Pasan los días y la extensión del virus chino no hace más que
ampliarse, alcanza a más ciudadanos, afecta a más países, erosiona las
expectativas de un mayor número de negocios y sectores, desde las líneas
aéreas hasta la industria hotelera, pasando por prácticamente todos los
estamentos de las economías que se están viendo afectadas por casos de
contagios o muertes y a otras a las que todavía no ha llegado.
Uno de
los escenarios más visibles es el de los mercados bursátiles, que en
pocas semanas han registrado pérdidas multimillonarias, que se pueden
estimar a estas alturas cercanas al 10% del valor de los activos
afectados.
La tarea de cuantificar el impacto negativo de esta epidemia se
presenta difícil, entre otras cosas porque de momento nadie se ha
atrevido a establecer alguna fecha aproximada a partir de la cual se
pudiera hablar de asunto bajo control. Si hace unas semanas se decía que
la primavera (es decir, unos tres meses por delante) podría ser el
momento en el que razonablemente estaríamos saliendo del atolladero,
ahora no existen tantas garantías.
Es más, la primera compañía farmacéutica, estadounidense por más
señas, que ha registrado patentes en China con ciertas expectativas de
poder contribuir a la curación del mal, no muestra más que una lejana
esperanza de curar a los enfermos aplicando sus fármacos más aproximados
a la terapia necesaria.
Sin ser pesimistas, lo que de momento no existe
es un remedio claro contra el virus y, por lo tanto, carecemos de
plazos a los que confiar las esperanzas de neutralización de este grave
problema sanitario.
En estas condiciones, hacer cálculos sobre el impacto económico del
virus en la economía mundial, ni siquiera en algunos países concretos,
se presenta como tarea poco menos que irrealizable. Algunos analistas
han tenido la osadía de afirmar que este problema no va a causar una
nueva recesión económica mundial, como la que afrontó el mundo allá por
el año 2008 e inmediatamente posteriores.

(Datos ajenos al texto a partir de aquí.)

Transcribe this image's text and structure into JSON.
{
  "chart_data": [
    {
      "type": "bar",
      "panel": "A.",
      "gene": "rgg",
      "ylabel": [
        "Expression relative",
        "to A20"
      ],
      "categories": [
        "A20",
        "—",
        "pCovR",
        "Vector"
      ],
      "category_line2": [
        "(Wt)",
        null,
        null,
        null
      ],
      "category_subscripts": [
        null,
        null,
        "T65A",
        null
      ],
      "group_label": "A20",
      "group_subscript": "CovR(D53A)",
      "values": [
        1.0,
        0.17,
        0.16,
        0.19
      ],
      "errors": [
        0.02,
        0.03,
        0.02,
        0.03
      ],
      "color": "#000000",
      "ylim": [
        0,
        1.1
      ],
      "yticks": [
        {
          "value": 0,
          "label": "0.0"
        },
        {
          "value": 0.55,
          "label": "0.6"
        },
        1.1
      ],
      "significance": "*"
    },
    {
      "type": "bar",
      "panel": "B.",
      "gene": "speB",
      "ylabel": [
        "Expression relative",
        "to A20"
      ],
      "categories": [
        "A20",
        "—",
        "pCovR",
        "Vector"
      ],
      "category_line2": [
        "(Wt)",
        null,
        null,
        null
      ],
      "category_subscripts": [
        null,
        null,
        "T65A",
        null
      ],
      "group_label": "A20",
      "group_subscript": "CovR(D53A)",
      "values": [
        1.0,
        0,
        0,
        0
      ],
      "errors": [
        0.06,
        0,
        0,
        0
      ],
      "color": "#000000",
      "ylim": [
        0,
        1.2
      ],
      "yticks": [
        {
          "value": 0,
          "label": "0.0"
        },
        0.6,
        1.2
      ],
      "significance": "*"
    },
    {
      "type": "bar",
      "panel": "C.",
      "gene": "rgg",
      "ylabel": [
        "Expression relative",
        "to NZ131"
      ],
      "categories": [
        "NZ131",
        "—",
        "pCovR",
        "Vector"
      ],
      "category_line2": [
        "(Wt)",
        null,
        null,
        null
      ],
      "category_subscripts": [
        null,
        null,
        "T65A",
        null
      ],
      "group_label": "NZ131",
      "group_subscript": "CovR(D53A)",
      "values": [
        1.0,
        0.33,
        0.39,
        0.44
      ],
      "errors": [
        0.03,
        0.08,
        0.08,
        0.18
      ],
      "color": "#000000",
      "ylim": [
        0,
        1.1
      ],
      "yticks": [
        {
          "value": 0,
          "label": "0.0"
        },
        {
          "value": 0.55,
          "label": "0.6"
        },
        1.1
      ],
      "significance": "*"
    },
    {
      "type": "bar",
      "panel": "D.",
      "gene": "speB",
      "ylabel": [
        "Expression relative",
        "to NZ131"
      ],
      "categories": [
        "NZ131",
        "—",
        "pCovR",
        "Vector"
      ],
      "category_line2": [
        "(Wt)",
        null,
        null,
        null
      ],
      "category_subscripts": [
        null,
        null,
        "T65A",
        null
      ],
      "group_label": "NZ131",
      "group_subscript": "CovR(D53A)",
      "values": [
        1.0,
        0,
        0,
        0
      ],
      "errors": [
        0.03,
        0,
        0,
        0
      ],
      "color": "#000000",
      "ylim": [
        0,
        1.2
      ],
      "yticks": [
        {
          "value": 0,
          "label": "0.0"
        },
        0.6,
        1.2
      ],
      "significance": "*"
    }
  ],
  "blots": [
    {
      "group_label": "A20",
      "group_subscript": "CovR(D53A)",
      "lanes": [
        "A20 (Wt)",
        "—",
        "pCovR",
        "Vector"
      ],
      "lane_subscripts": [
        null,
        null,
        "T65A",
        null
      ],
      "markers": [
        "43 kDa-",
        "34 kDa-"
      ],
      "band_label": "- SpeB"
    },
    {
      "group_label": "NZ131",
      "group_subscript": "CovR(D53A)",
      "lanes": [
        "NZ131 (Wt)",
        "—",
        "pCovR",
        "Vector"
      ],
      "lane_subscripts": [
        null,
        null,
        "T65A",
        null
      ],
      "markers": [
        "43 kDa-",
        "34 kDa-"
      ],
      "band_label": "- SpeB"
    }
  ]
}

En las últimas semanas, las
previsiones han ido, por desgracia, a peor y ya no se oyen diagnósticos
con tan poco fundamento como el que asegura que de la crisis vamos a
salir económicamente un poco dañados, pero no en exceso.
Por desgracia, las previsiones, a medida que se va extendiendo
geográficamente el contagio, tienden a empeorar. Reducido inicialmente a
China, poco después a Irán y Corea del Sur, los casos de contagio han
ido apareciendo en otras zonas del mundo por la sencilla razón de que
vivimos en un Universo caracterizado por la enorme movilidad de las
personas, de modo que trasladar un virus en pocas horas de un extremo a
otro del Planeta, sin que existan evidencias visibles de la enfermedad,
resulta bastante más sencillo de lo que podría parecer.
Una de las razones por las que la economía puede sufrir más
intensamente los problemas derivados de la extensión del virus es no
tanto la existencia de más o menos personas afectadas, sino la
aplicación de medidas precautorias, que provocan frenos en la actividad
humana y, por ello, en el flujo de la vida económica.
Hay ya ciudades y
regiones de cierta dimensión auténticamente paralizadas a pesar de que
los casos de contagio resultan especialmente reducidos. Lo estamos
viendo estos días en el Norte de Italia (en una ciudad tan
estratégicamente importante en lo económico como es Milán) o en algunas
zonas de Corea del Sur, además lógicamente de amplios regiones y de
ciudades muy pobladas de China.
Pero en el resto del mundo, las medidas precautorias o simplemente el
potencial riesgo de que aparezca algún hecho puntual están provocando
disminuciones de la actividad que van a pasar factura al crecimiento
económico, ya de por sí algo debilitado en los meses anteriores por
motivaciones de diversa índole, como el Brexit.
No sería exagerado
hablar de un 1% del PIB a escala mundial como pérdida posible, aunque el
factor tiempo (la duración del problemas) dictará la última palabra.